On the cloud side of the equation, the focus should be on determining how to best assist customers with cloud migration, operations and management. Cloud services will not replace managed services. On the contrary, they increase the need for services which support cloud migration and cloud service management. It’s also key, of course, if they want to drive dynamic growth, that MSPs develop the right sales, marketing and IT capabilities to address this fast-moving marketplace.

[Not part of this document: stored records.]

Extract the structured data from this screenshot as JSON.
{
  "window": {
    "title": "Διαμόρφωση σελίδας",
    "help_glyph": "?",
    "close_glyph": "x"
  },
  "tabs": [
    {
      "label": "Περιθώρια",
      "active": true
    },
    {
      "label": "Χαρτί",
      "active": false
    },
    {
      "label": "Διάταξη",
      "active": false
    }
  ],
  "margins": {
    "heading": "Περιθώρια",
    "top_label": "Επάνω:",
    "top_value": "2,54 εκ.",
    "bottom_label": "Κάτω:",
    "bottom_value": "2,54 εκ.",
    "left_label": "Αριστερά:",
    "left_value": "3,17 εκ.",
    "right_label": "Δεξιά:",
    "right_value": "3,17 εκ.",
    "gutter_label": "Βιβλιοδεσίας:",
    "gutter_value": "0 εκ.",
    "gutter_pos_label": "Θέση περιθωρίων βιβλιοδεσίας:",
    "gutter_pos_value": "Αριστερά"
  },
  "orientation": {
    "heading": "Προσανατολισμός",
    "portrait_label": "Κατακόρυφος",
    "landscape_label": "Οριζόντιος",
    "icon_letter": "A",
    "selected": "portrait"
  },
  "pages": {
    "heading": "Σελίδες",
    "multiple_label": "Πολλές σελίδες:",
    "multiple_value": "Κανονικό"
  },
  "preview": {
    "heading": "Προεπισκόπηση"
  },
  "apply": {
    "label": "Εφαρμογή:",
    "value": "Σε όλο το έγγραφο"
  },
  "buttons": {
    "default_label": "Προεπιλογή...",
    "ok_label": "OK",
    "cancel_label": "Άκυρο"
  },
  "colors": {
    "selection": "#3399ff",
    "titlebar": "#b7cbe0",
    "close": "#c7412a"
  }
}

Selling and marketing managed services is after all very different from selling hardware and software. Having the right software in this area will pay tremendous dividends in terms of deals won and the profitability of those deals. It’s also very important to participate in vendor communities, meetings and events to learn more and keep up to date with market opportunities. Managed services is a fast moving market with new players and new approaches entering all the time. Even if you operate in a small geo market with limited competition, your customers are still informed about the wider possibilities and opportunities.
Arguably the most important tip that any MSP looking to drive dynamic growth can receive is to invest in great tools and to leverage all the technological capabilities they can. Efficiency translates into both profitability and competitiveness. The more efficient their operation, the faster an MSP can grow and lower their business risks. That’s why it’s worth any ambitious MSP investing in integrated and professional tools that reduce variability, automate routine tasks, speed problem resolution and support your expanding managed services portfolio without needing to be replaced.
With service portfolios diversifying and the onset of the cloud giving the market a further boost, there is a great opportunity out there for MSPs who understand the market and have the strategic focus and the determination to take advantage.
With market momentum continuing, now is the time for MSPs to take action and position themselves for dynamic growth.